This grade II listed mid18th Century granary was sadly subject to extensive fire damage in April 2015. A small but historically significant urban riverside agricultural building, the structure was comprised of traditional timber frame construction, in both oak and Baltic pine and clad externally. The walls were close studded with infill panels of brick noggins. A painting of East Bridge dated 1775 shows it to have been originally thatched. Most impressively the first floor included a large 330x320mm stopped and chamfered spine beam running the length of the building. H+R were tasked with evaluating what, if any, of the original timber frame was salvageable after the fire and the passage of time.

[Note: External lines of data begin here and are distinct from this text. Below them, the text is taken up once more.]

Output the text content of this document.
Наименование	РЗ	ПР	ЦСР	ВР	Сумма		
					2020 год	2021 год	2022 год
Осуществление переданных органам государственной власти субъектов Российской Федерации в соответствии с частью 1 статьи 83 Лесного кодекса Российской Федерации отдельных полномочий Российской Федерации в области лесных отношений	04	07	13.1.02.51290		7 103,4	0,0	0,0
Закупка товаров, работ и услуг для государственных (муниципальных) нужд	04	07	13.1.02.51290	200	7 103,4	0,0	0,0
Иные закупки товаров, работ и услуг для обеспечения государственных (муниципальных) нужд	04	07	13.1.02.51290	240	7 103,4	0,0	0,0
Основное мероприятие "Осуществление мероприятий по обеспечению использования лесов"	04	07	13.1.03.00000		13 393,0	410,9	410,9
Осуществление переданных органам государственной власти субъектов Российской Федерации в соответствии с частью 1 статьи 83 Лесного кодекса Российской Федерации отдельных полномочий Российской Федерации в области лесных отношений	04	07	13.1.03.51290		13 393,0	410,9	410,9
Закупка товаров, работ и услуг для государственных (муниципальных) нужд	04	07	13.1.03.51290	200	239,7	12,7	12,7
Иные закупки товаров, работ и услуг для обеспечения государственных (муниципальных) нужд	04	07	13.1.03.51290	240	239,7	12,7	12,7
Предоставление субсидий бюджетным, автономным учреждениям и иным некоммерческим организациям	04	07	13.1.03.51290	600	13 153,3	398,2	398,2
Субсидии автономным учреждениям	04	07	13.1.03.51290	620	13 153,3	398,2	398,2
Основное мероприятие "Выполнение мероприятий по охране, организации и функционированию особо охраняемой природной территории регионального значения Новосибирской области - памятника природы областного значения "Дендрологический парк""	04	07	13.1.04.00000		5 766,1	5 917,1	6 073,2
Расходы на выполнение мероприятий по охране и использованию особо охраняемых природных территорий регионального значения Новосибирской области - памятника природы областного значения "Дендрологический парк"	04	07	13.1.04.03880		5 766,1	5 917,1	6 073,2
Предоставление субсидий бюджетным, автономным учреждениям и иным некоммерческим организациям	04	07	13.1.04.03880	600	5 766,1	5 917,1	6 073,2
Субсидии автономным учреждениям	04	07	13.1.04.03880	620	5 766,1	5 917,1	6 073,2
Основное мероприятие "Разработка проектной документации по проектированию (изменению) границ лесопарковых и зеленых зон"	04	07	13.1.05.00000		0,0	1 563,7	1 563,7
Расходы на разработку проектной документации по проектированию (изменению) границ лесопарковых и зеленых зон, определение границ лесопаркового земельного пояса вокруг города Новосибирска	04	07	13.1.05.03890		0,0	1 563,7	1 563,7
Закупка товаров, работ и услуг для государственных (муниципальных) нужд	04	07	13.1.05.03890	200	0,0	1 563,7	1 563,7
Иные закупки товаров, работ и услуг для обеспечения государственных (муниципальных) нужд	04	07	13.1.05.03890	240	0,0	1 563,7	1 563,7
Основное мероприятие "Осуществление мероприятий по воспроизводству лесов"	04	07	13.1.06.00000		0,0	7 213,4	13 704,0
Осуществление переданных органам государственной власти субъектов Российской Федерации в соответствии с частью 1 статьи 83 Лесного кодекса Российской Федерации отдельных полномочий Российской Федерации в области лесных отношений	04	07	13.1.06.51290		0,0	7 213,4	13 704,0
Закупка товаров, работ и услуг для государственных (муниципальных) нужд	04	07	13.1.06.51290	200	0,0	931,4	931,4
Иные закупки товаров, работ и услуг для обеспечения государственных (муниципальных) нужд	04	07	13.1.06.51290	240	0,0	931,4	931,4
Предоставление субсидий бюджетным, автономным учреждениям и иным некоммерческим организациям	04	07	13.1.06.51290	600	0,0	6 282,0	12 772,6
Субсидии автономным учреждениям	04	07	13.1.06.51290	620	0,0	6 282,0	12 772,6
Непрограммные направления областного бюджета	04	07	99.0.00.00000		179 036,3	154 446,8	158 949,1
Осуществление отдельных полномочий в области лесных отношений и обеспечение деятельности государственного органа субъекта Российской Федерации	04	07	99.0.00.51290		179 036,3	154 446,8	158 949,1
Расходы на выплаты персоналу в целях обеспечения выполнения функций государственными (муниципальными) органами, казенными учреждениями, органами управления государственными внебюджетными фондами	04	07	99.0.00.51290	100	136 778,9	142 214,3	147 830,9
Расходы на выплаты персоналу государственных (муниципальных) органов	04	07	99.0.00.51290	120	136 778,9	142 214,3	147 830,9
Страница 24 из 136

The granary investigation consisted of a detailed examination of the primary and secondary charring factors to the main structural timbers. We established that the fire had primarily occurred at the first floor level, causing the most amount of damage to the roof elements. Although largely undamaged by the fire, the ground floor timbers were found to be subject to significant decay as a result of the firefighting efforts when vast quantities of water were used to quench the fire, as well as due to more conventional historic decay. However, despite this, the greater majority of ground floor timbers, including the central spine beam as well as a select number of first floor timber frame elements were found to be suitable for retention.
How we solved the problem
A thorough cross-sectional analysis of specific timbers gave information of the depth of charring to the enduring historic timbers and their remaining structural integrity. Micro-drilling for decay and deep moisture content readings were also conducted to establish the effects of long-term moisture damage. Laboratory microscope analysis of charred timbers gave us evidence of the original timber species used within the barn so that they may potentially be replicated in like-for-like fashion. H+R were then able to produce marked-up CAD drawings highlighting the timbers that were most suitable for retention during the future refurbishment works, and to give recommendations on how best to carry these out.